Search code examples
dockerdistributed-computingmesosapache-aurora

Launching jobs with large docker images in mesos via aurora can be slow


When launching a task over mesos via aurora that uses a rather large docker image (~2GB) there is a long wait time before the task actually starts.

Even when the task has been previously launched and we would expect the docker image to already be available to the worker node, there is still a waiting time dependent on image size before the task actually launches. Using docker, you can launch a container almost instantly as long as it is in your images list already, does the mesos containerizer not support this "caching" as well ? Is this functionality something that can be configured ?
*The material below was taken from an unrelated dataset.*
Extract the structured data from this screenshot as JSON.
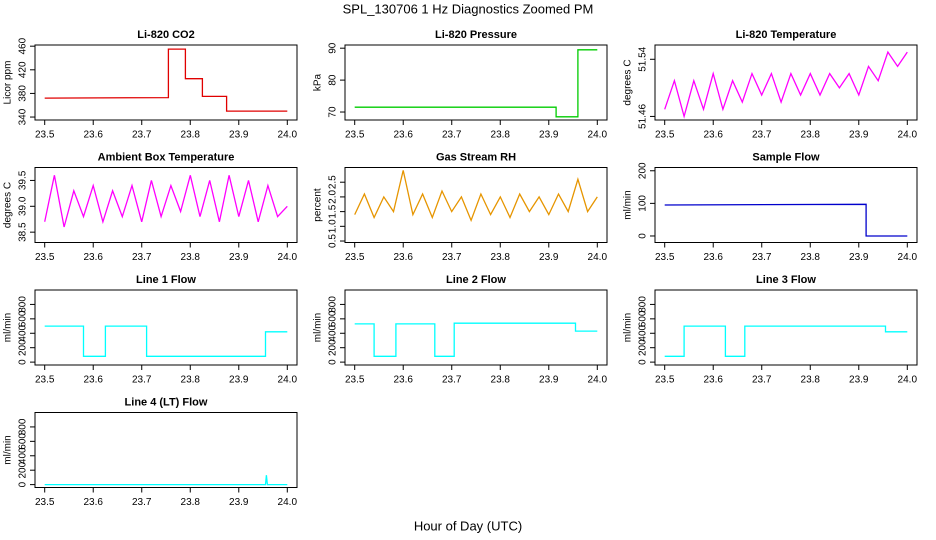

I haven't tried using the docker containerizer, but it is my understanding that it will be phased out soon anyway and that gpu resource isolation, which we require, only works for the mesos containerizer.


Solution

  • I am assuming you are talking about the unified containerizer running docker images? What is backend you are using? By default the Mesos agents use the copy backend which is why you are seeing it being slow. You can look at the backend the agent is using by hitting flags endpoint on the agent. Switch the backend to aufs or overlayfs to see if speeds up the launch. You can specify the backend through the flag --image_provisioner_backend=VALUE on the agent.

    NOTE: There are few bugs fixes related to aufs and overlayfs backend in the latest Mesos release 1.2.0-rc1 that you might want to pick up. Not to mention that there is an autobackend feature in 1.2.0-rc1 that will automatically select the fastest backend available.